Et cette déclaration de principes n’est pas accidentelle et isolée ; l’idée qu’elle exprime revient fréquemment sous la plume de Dumas fils, en des termes plus ou moins précis, dans tous les ouvrages et surtout dans tous les opuscules qui sont datés de la période intermédiaire comprise entre 1864 et 1871. L’écrivain hésite manifestement. Il tourne et retourne ses argumens, peut-être autant pour se convaincre lui-même que pour convaincre ses contradicteurs. Mais on sent bien qu’il veut changer sa « manière », d’un côté parce que son intuition professionnelle lui a révélé que le public va se détourner du théâtre, si on n’y apporte pas des élémens d’attraction inédits, d’un autre côté parce que les réformes littéraires qu’il rêve flattent les plus profondes aspirations de sa nature intellectuelle et de son tempérament. Les circonstances extérieures, heureusement pour lui, conspirèrent à favoriser son évolution.

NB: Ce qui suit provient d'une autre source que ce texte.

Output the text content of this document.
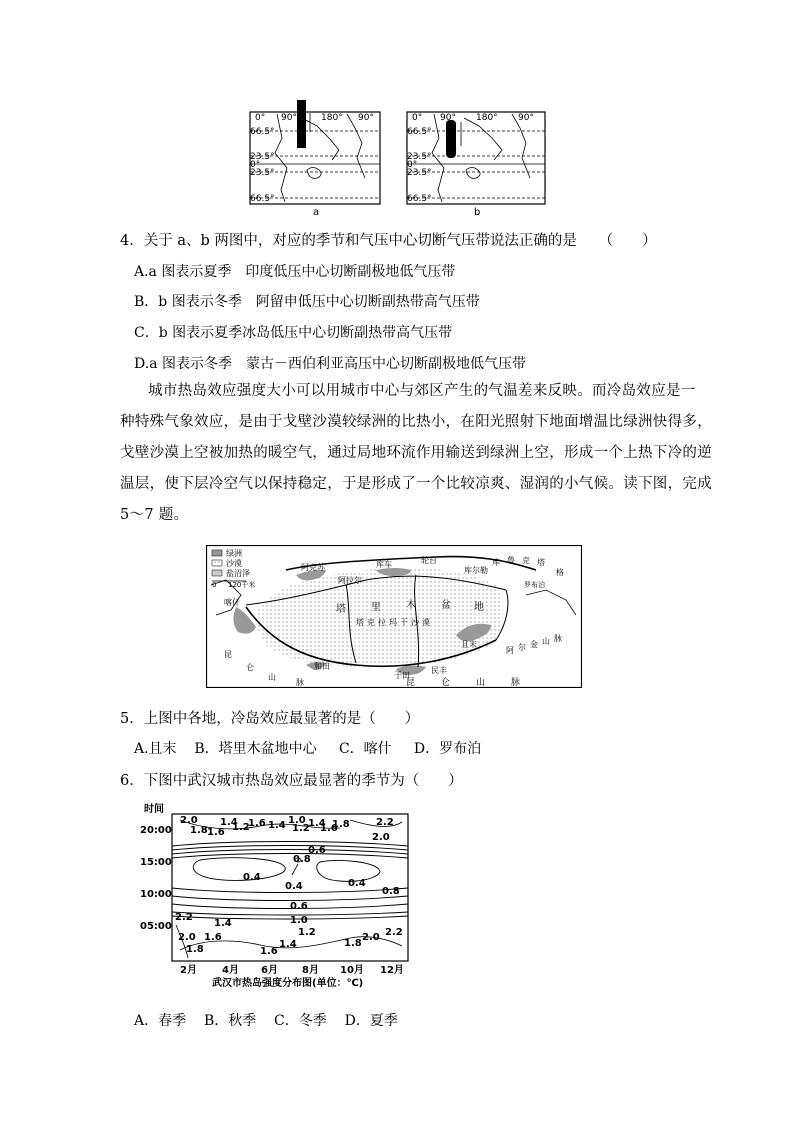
0° 90°	180° 90°
66.5°
23.5°
0°
23.5°
66.5°
a
0° 90° 180° 90°
66.5°
23.5°
0°
23.5°
66.5°
b
4．关于 a、b 两图中，对应的季节和气压中心切断气压带说法正确的是　　（　　）
A.a 图表示夏季　印度低压中心切断副极地低气压带
B．b 图表示冬季　阿留申低压中心切断副热带高气压带
C．b 图表示夏季冰岛低压中心切断副热带高气压带
D.a 图表示冬季　蒙古－西伯利亚高压中心切断副极地低气压带
城市热岛效应强度大小可以用城市中心与郊区产生的气温差来反映。而冷岛效应是一
种特殊气象效应，是由于戈壁沙漠较绿洲的比热小，在阳光照射下地面增温比绿洲快得多，
戈壁沙漠上空被加热的暖空气，通过局地环流作用输送到绿洲上空，形成一个上热下冷的逆
温层，使下层冷空气以保持稳定，于是形成了一个比较凉爽、湿润的小气候。读下图，完成
5～7 题。
绿洲
沙漠
盐沼泽
0 120千米
阿克苏	库车	轮台
库尔勒
阿拉尔
喀什
和田
于田
民丰
且末
罗布泊
塔	里	木	盆 地
塔克拉玛干沙漠
昆	仑	山	脉
阿 尔 金 山 脉
昆
仑
山
脉
库 鲁 克 塔
格
5．上图中各地，冷岛效应最显著的是（　　）
A.且末 B．塔里木盆地中心 C．喀什 D．罗布泊
6．下图中武汉城市热岛效应最显著的季节为（　　）
时间
20:00
15:00
10:00
05:00
2月	4月 6月 8月 10月 12月
2.0 1.4 1.6
1.8 1.6 1.2 1.4 1.0
1.2
1.4
1.6
1.8	2.2
2.0
0.6
0.8
0.4
0.4	0.4
0.8
0.6
1.0
1.2
2.2
2.0
1.8
1.4
1.6
1.4
1.6
1.8
2.0 2.2
武汉市热岛强度分布图(单位：℃)
A．春季 B．秋季 C．冬季 D．夏季
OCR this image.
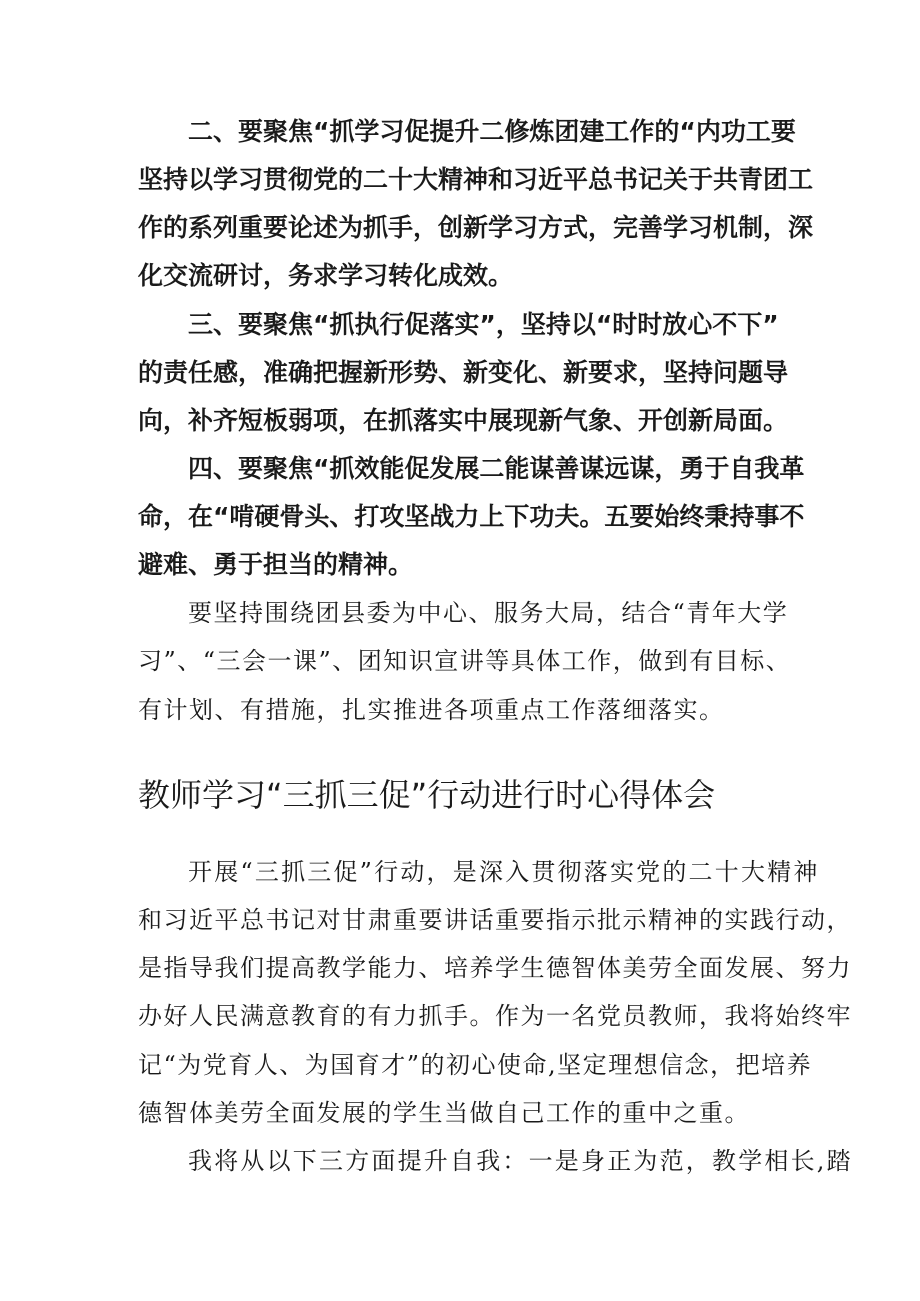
二、要聚焦“抓学习促提升二修炼团建工作的“内功工要
坚持以学习贯彻党的二十大精神和习近平总书记关于共青团工
作的系列重要论述为抓手，创新学习方式，完善学习机制，深
化交流研讨，务求学习转化成效。
三、要聚焦“抓执行促落实”，坚持以“时时放心不下”
的责任感，准确把握新形势、新变化、新要求，坚持问题导
向，补齐短板弱项，在抓落实中展现新气象、开创新局面。
四、要聚焦“抓效能促发展二能谋善谋远谋，勇于自我革
命，在“啃硬骨头、打攻坚战力上下功夫。五要始终秉持事不
避难、勇于担当的精神。
要坚持围绕团县委为中心、服务大局，结合“青年大学
习”、“三会一课”、团知识宣讲等具体工作，做到有目标、
有计划、有措施，扎实推进各项重点工作落细落实。
教师学习“三抓三促”行动进行时心得体会
开展“三抓三促”行动，是深入贯彻落实党的二十大精神
和习近平总书记对甘肃重要讲话重要指示批示精神的实践行动，
是指导我们提高教学能力、培养学生德智体美劳全面发展、努力
办好人民满意教育的有力抓手。作为一名党员教师，我将始终牢
记“为党育人、为国育才”的初心使命,坚定理想信念，把培养
德智体美劳全面发展的学生当做自己工作的重中之重。
我将从以下三方面提升自我：一是身正为范，教学相长,踏
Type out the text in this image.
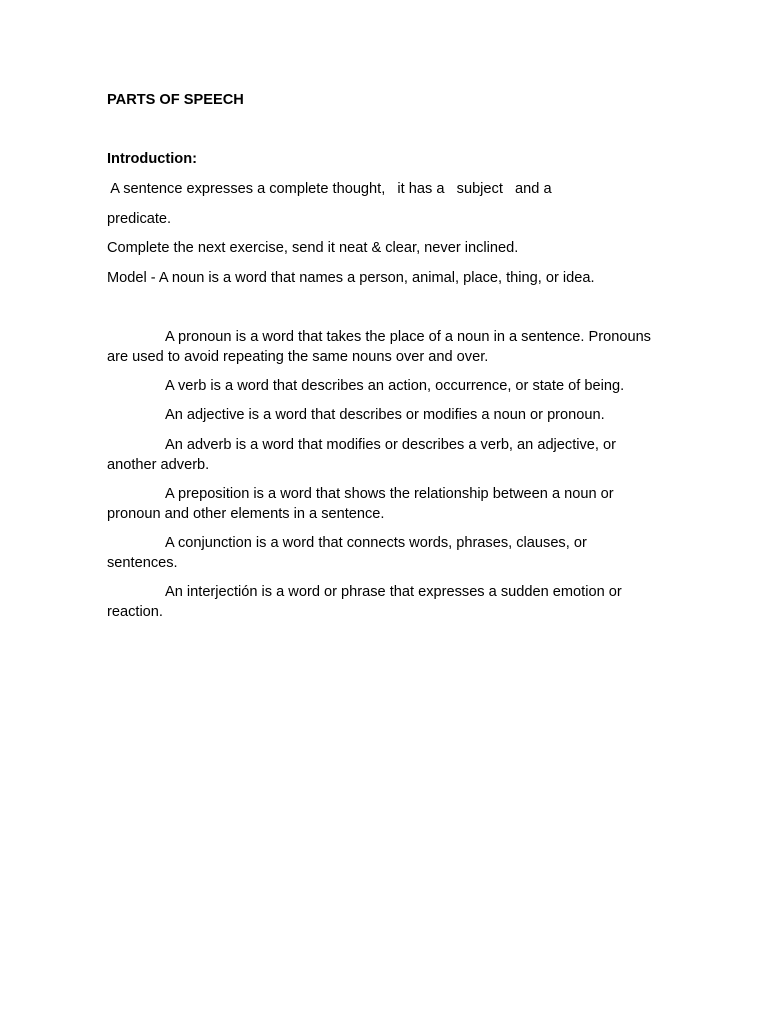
PARTS OF SPEECH
Introduction:
A sentence expresses a complete thought,   it has a   subject   and a
predicate.
Complete the next exercise, send it neat & clear, never inclined.
Model - A noun is a word that names a person, animal, place, thing, or idea.
A pronoun is a word that takes the place of a noun in a sentence. Pronouns are used to avoid repeating the same nouns over and over.
A verb is a word that describes an action, occurrence, or state of being.
An adjective is a word that describes or modifies a noun or pronoun.
An adverb is a word that modifies or describes a verb, an adjective, or another adverb.
A preposition is a word that shows the relationship between a noun or pronoun and other elements in a sentence.
A conjunction is a word that connects words, phrases, clauses, or sentences.
An interjectión is a word or phrase that expresses a sudden emotion or reaction.
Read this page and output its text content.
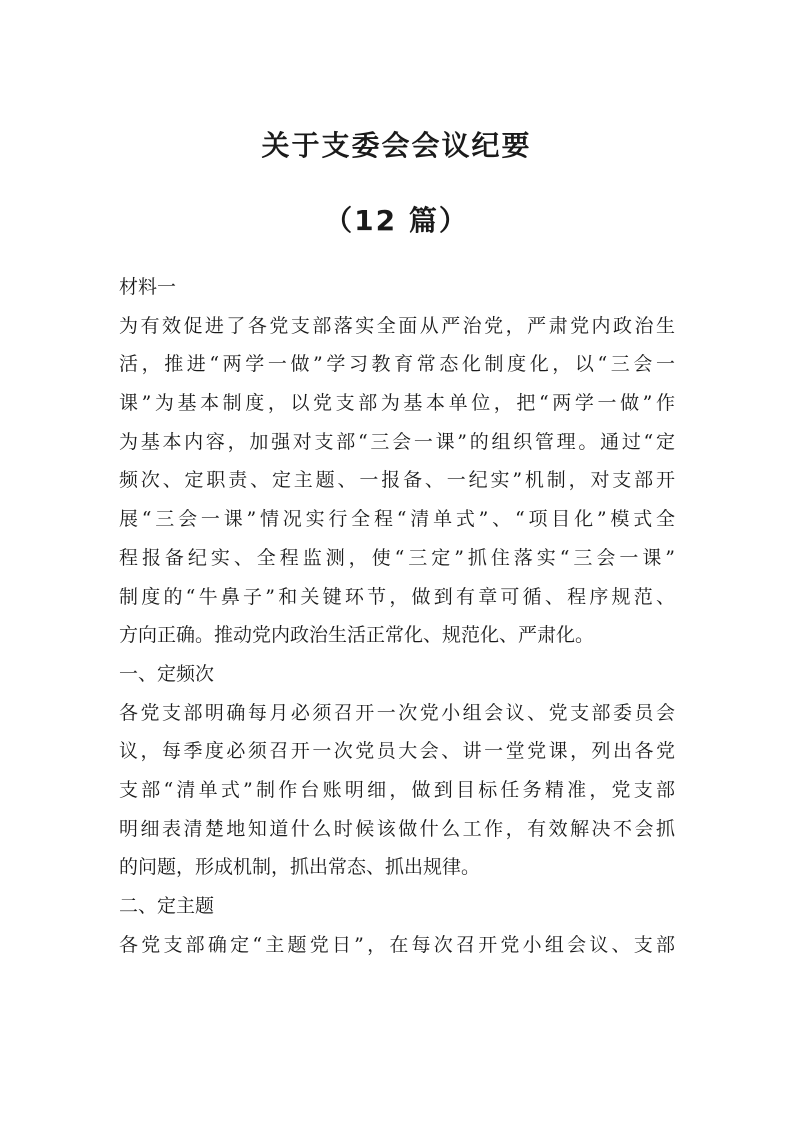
关于支委会会议纪要
（12 篇）
材料一
为有效促进了各党支部落实全面从严治党，严肃党内政治生
活，推进“两学一做”学习教育常态化制度化，以“三会一
课”为基本制度，以党支部为基本单位，把“两学一做”作
为基本内容，加强对支部“三会一课”的组织管理。通过“定
频次、定职责、定主题、一报备、一纪实”机制，对支部开
展“三会一课”情况实行全程“清单式”、“项目化”模式全
程报备纪实、全程监测，使“三定”抓住落实“三会一课”
制度的“牛鼻子”和关键环节，做到有章可循、程序规范、
方向正确。推动党内政治生活正常化、规范化、严肃化。
一、定频次
各党支部明确每月必须召开一次党小组会议、党支部委员会
议，每季度必须召开一次党员大会、讲一堂党课，列出各党
支部“清单式”制作台账明细，做到目标任务精准，党支部
明细表清楚地知道什么时候该做什么工作，有效解决不会抓
的问题，形成机制，抓出常态、抓出规律。
二、定主题
各党支部确定“主题党日”，在每次召开党小组会议、支部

Au mois de novembre 1864, comme l’auteur de l’Ami des femmes était encore sous le coup de son récent échec, et tandis qu’il méditait vaguement ses projets de rénovation dramatique, il reçut d’Emile de Girardin, d’abord une invitation à venir écouter la lecture d’une pièce qui était intitulée : le Supplice d’une femme ; puis une proposition de remanier ladite pièce, dont la version primitive se trouvait, de l’avis de tous, absolument injouable. L’histoire de la collaboration orageuse d’où sortit le drame qui est demeuré depuis au répertoire du Théâtre-Français, ne présente plus aujourd’hui qu’un intérêt anecdotique, et il n’y a pas lieu de s’y arrêter ici. Quelques détails seulement de cette histoire méritent d’être retenus : ce sont ceux qui contiennent les aveux d’Alexandre Dumas fils relatifs à l’influence que ce genre de travail exerça sur son œuvre future.